Une nouvelle période pour le peuple vénézuélien
Si les avancées sociales et politiques sont indéniables, l’entêtement de Chávez à ménager toutes les classes sociales et à ne pas affronter le cœur du problème, à savoir les rapports de production capitalistes, réduit son discours sur le socialisme à un vœu pieux.
Cette pratique de l’entre-deux est porteuse de difficultés et les risques d’un retour en arrière sont réels. Chávez a concentré les pouvoirs et ainsi reporté le danger de l’éclatement du noyau dirigeant. Mais cela limite aussi l’émergence d’une relève politique.
D’autant qu’au sein du régime se développe une corruption qui nourrit une bolibourgeoisie ? [4] pour qui la révolution n’est qu’une occasion de réaliser de juteuses affaires.
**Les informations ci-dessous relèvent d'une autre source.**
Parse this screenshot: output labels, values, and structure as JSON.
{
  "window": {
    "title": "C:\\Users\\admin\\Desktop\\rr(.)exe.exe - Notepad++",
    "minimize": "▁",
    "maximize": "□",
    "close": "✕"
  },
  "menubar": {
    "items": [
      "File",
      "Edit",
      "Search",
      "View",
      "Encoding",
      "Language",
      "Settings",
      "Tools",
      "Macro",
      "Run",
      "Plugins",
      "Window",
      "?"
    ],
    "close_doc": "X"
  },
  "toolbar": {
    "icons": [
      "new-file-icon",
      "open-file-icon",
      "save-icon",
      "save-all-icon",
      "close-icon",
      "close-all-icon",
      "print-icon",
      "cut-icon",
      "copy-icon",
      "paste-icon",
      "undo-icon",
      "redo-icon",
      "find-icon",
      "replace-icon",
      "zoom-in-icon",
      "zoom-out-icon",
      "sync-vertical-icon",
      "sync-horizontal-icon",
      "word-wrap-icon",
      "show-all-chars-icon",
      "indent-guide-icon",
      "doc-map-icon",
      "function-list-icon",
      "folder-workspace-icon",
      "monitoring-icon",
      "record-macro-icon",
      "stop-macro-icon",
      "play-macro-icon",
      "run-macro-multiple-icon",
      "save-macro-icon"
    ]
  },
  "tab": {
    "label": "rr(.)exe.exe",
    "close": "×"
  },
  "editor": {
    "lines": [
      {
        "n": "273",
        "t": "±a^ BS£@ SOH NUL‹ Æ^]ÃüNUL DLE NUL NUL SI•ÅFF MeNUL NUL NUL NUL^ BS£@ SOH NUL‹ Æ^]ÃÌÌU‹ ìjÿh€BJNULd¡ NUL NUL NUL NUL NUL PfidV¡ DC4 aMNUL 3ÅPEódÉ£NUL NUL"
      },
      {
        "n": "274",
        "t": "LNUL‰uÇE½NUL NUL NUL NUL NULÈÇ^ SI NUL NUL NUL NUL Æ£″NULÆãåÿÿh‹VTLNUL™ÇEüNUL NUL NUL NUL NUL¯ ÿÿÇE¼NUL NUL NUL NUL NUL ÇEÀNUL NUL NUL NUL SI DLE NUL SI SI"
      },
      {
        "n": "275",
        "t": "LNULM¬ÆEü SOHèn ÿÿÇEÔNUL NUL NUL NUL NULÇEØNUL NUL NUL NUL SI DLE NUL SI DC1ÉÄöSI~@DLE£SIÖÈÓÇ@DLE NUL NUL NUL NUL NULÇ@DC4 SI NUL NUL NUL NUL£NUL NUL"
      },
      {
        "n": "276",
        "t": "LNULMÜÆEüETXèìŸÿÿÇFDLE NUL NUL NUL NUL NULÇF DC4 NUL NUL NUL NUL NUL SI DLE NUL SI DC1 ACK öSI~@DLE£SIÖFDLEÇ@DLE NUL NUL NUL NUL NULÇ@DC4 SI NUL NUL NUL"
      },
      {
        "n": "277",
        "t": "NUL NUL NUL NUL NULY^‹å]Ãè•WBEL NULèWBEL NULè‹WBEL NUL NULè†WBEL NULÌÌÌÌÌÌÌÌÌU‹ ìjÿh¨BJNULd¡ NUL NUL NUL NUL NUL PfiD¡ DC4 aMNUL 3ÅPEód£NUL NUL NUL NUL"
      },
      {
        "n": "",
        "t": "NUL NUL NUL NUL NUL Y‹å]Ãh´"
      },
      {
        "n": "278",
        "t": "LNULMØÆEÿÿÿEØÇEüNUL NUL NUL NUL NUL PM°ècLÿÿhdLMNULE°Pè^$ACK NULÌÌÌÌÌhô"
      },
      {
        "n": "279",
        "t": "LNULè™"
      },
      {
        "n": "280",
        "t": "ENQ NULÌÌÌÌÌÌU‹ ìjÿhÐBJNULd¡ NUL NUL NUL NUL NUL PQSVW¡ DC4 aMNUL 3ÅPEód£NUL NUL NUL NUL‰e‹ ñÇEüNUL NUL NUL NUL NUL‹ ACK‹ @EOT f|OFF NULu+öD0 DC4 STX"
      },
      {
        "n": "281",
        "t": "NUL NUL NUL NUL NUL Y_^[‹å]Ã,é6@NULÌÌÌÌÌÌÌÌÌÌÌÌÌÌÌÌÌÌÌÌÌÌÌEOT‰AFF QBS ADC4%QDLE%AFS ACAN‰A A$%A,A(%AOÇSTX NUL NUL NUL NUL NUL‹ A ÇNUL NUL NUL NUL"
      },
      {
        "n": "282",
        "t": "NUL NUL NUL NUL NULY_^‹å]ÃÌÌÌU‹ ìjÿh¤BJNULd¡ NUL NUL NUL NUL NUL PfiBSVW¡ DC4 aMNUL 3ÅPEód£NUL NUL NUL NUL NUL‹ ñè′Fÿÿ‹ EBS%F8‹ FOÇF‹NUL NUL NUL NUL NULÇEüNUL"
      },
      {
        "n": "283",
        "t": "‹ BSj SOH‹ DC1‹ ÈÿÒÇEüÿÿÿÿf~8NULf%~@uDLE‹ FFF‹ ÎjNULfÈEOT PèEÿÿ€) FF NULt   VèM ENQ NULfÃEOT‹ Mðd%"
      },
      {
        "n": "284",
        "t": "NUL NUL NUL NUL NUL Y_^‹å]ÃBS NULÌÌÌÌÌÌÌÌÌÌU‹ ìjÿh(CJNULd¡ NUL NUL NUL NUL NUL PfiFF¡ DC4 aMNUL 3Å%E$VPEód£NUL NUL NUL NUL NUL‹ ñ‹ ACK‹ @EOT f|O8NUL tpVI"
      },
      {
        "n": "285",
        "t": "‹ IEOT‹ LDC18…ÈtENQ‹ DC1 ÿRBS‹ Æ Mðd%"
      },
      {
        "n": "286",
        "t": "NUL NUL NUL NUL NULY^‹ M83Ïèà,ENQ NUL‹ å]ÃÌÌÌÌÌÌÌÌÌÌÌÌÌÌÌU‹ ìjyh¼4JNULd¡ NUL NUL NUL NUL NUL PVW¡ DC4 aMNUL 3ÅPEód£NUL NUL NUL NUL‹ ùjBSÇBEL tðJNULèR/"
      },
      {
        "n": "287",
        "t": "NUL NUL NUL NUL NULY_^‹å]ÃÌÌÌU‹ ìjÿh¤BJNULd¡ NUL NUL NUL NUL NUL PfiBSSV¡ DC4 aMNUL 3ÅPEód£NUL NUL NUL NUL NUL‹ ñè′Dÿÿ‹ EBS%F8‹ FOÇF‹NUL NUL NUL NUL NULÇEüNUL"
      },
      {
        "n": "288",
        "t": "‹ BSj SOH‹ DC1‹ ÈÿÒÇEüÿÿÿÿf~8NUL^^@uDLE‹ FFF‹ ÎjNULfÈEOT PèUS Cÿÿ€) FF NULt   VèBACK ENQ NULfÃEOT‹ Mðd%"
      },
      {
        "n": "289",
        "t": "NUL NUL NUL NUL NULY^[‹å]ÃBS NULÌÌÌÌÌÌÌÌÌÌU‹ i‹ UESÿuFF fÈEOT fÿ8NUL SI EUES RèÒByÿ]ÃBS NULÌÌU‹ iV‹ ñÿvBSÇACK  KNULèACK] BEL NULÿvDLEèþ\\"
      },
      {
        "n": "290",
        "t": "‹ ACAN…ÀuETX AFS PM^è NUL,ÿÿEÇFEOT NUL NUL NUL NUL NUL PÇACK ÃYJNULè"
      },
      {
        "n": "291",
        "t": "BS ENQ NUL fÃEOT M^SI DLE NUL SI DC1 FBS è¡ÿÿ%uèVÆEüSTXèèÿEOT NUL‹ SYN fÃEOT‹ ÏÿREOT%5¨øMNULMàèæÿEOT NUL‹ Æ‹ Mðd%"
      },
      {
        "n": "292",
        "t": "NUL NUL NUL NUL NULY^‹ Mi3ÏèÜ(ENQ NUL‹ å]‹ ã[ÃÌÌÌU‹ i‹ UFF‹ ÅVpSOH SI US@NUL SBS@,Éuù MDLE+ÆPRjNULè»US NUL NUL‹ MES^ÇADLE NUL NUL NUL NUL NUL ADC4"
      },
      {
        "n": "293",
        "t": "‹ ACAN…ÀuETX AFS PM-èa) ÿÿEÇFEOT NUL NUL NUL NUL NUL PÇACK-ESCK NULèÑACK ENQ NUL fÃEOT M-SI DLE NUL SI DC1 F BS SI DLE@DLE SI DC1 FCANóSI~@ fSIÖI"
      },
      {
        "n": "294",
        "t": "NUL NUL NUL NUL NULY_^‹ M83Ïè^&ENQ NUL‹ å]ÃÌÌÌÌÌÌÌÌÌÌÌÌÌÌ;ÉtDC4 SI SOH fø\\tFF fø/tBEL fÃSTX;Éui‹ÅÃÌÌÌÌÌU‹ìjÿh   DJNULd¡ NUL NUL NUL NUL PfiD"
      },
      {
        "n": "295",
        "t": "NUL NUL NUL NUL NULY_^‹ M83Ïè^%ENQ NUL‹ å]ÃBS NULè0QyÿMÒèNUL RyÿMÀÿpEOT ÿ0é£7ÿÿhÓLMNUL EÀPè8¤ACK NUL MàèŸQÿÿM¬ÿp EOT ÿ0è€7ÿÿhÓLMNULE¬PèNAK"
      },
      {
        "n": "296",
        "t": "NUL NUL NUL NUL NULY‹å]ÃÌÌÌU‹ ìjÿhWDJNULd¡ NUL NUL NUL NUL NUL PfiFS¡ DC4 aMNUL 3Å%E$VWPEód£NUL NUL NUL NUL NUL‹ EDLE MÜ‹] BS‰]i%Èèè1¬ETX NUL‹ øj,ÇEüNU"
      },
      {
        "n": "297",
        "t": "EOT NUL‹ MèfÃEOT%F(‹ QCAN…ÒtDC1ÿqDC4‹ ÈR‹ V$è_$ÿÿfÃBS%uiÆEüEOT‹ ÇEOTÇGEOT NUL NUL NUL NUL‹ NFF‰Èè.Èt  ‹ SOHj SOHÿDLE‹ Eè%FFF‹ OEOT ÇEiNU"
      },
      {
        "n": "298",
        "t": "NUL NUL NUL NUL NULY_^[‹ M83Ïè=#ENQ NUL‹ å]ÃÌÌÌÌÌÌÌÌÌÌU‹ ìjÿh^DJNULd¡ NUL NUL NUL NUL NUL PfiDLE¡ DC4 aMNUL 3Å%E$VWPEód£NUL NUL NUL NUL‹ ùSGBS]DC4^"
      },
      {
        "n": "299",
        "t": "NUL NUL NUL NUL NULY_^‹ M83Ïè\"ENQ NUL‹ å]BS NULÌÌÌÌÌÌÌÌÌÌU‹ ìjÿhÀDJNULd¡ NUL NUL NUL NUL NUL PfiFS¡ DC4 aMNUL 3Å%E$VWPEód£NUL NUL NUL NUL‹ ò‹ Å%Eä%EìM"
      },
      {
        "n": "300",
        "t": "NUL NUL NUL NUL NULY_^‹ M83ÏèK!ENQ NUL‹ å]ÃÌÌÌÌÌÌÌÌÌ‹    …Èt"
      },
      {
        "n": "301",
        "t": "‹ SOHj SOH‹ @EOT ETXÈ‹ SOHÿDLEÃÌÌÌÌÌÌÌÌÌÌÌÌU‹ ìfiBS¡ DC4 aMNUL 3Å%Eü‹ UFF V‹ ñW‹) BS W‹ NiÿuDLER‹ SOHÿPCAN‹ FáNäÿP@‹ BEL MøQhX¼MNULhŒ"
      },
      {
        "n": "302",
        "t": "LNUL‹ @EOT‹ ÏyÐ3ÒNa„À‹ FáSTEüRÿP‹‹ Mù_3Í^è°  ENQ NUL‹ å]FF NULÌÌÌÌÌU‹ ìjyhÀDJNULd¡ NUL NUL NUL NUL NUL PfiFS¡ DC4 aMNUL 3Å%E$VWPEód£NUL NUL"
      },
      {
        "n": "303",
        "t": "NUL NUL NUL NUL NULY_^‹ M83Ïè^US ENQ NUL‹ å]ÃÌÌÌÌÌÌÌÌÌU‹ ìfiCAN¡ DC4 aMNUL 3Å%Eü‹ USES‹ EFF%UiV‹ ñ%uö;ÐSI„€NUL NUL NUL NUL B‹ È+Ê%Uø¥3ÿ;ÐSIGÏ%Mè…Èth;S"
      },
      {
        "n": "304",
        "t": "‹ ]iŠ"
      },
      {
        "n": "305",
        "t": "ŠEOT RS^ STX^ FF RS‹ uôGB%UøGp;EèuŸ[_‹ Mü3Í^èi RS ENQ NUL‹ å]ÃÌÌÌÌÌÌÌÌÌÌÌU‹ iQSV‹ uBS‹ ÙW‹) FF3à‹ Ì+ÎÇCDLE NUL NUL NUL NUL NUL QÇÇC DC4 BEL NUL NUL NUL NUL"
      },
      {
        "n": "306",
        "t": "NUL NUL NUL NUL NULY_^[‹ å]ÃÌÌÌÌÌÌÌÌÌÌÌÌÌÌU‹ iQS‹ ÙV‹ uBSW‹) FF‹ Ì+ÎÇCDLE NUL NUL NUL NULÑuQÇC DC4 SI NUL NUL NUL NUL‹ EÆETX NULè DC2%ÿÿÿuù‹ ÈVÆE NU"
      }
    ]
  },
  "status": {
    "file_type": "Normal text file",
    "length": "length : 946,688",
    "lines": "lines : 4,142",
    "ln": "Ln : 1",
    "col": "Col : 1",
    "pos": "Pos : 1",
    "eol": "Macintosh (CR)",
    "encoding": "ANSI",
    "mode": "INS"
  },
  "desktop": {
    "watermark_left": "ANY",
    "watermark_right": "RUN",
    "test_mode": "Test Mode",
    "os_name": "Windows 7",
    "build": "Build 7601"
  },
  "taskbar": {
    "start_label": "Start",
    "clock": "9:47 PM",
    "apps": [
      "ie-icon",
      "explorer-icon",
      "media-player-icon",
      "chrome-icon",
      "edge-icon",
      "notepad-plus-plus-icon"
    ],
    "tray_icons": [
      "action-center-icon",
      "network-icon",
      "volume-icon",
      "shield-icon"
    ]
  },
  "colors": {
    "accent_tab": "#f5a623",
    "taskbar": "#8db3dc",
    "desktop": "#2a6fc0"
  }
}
Cette couche sociale porte en germe toutes les possibilités de trahisons à venir, surtout depuis la disparition de Chávez.
Avant son décès, via la presse, dans les syndicats, au sein des lieux de débats de la gauche chaviste, se sont multipliées les interrogations et les recommandations pour changer le cours des choses. Entre la bolibourgeoisie qui sera disponible pour se rapprocher de la droite et les milliers de militants qui veulent que le processus continue et s’approfondisse, il y a une course de vitesse.
Elle ne se résoudra positivement qu’avec l’intervention des classes populaires. Cela passe par un réel transfert de pouvoir de décision vers les mouvements sociaux.